Inspectors from the Brazilian Ministry of Labor showed up on December 23 at the lodgings of the Chinese workers building the plant that will produce 100% electric and hybrid cars, and discovered that their employers had withheld their passports and part of their salaries, the ministry said in an official statement detailing irregularities that were found at the site. They slept in bunk beds without mattresses, where some of them also ate their meals. There were so few bathrooms that they had to get up at 4 a.m. to be on time for their 5:30 a.m. shift. In addition, employees often worked shifts that lasted more than 10 hours, with irregular breaks.

Based on these observations, the inspectors have accused the employers of holding the 163 workers in “conditions analogous to slavery.” In Brazil, which became the last country in the Americas to abolish slavery in 1888, the crime includes forced labor, but also subjecting employees to undignified or degrading conditions. It can lead to imprisonment, heavy fines and public scorn. Every year, authorities publish a so-called “dirty list” of the companies that have been convicted for having kept workers in conditions reminiscent of those suffered by the African people who were brought by force to the country during three centuries as a source of free labor. In 2023 alone, authorities removed more than 3,000 workers from such situations.

The Ministry of Labor has summoned Jinjiang Group and BYD for a January 7 hearing, during which they will be advised of measures they can take to avoid an investigation.

BYD
One of the rooms from which Chinese workers were rescued on December 23 in Salvador, in the Brazilian state of Bahia.Ministerio Público del Trabajo (MPT) (EFE)

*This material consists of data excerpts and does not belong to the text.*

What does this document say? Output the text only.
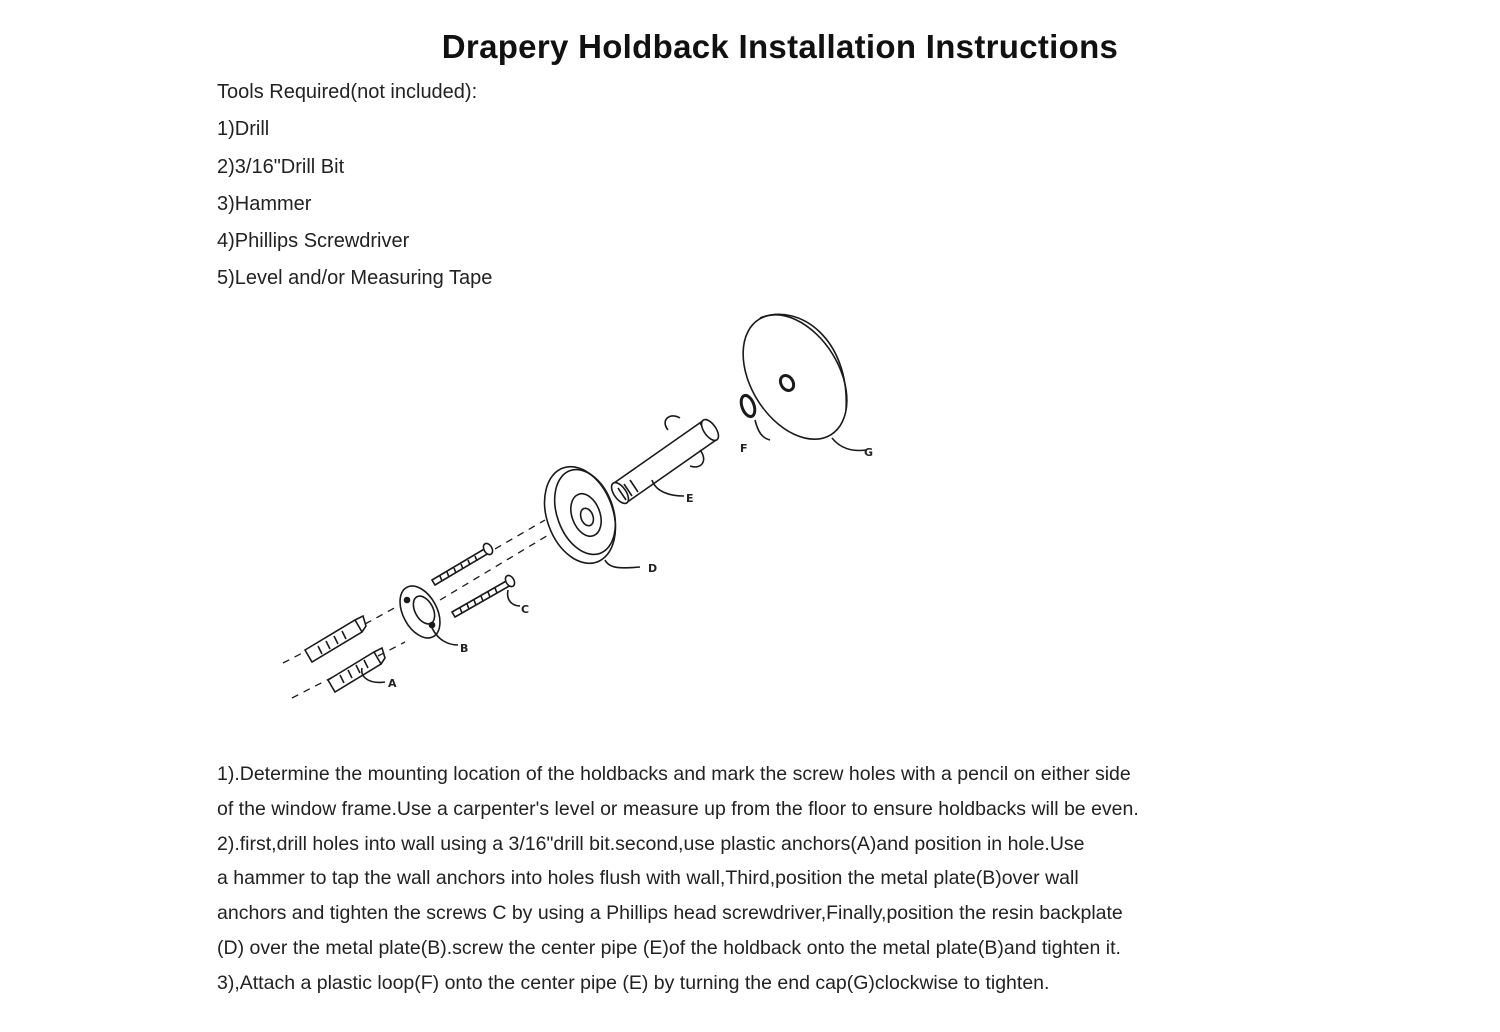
Drapery Holdback Installation Instructions
Tools Required(not included):
1)Drill
2)3/16"Drill Bit
3)Hammer
4)Phillips Screwdriver
5)Level and/or Measuring Tape
A
B
C
D
E
F	G
1).Determine the mounting location of the holdbacks and mark the screw holes with a pencil on either side
of the window frame.Use a carpenter's level or measure up from the floor to ensure holdbacks will be even.
2).first,drill holes into wall using a 3/16"drill bit.second,use plastic anchors(A)and position in hole.Use
a hammer to tap the wall anchors into holes flush with wall,Third,position the metal plate(B)over wall
anchors and tighten the screws C by using a Phillips head screwdriver,Finally,position the resin backplate
(D) over the metal plate(B).screw the center pipe (E)of the holdback onto the metal plate(B)and tighten it.
3),Attach a plastic loop(F) onto the center pipe (E) by turning the end cap(G)clockwise to tighten.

Brazil has always prided itself on a foreign policy geared towards partnerships that avoids international friction (although its relations with other countries sometimes go sour). But maintaining a balance in the battle between two global superpowers is becoming increasingly complicated and requires walking a thin line. President Luiz Inácio Lula da Silva received his counterpart Xi in Brasilia in November. In December, days before the labor scandal broke, he received BYD’s CEO for the Americas, Stella Li. For the Brazilian president, the BYD project is doubly beneficial because it strengthens his plan for reindustrialization and reinforces his own environmental credentials.

Upon receiving the Chinese leader at the presidential palace, Lula announced that the first electric cars manufactured in Brazil will leave the BYD plant in Bahia next March, and will create 10,000 jobs by the end of the year, for a total of 20,000 by 2026. Li said that “it will be the largest and most advanced electric vehicle production plant in the world outside China.” The company plans to manufacture some 150,000 vehicles in Brazil in the first year and to double production in the second year, with an eye on expanding into the Latin American market. As part of its overseas expansion, BYD is building other production plants in Hungary, Mexico, Thailand and Uzbekistan.

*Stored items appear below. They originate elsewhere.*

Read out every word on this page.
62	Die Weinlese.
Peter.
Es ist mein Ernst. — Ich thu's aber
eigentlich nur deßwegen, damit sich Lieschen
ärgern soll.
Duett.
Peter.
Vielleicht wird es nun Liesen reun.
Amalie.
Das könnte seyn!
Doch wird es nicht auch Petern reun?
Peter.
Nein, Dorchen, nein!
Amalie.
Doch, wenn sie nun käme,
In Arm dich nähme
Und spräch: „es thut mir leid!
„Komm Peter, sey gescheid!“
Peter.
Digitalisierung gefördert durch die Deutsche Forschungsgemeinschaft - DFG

The Latin American market is enormously important to BYD in its race with Elon Musk’s Tesla for leadership in the global sale of electric vehicles. Another key lies in regional production of the lithium required for the cars’ batteries. The Chinese company, which has expressed interest in Mexico due to the country’s booming demand for pickup trucks, is still in the decision-making process in regards to the location of its new Mexican factory, despite many the many uncertainties surrounding the return of Donald Trump. BYD is also considering building a factory in Peru.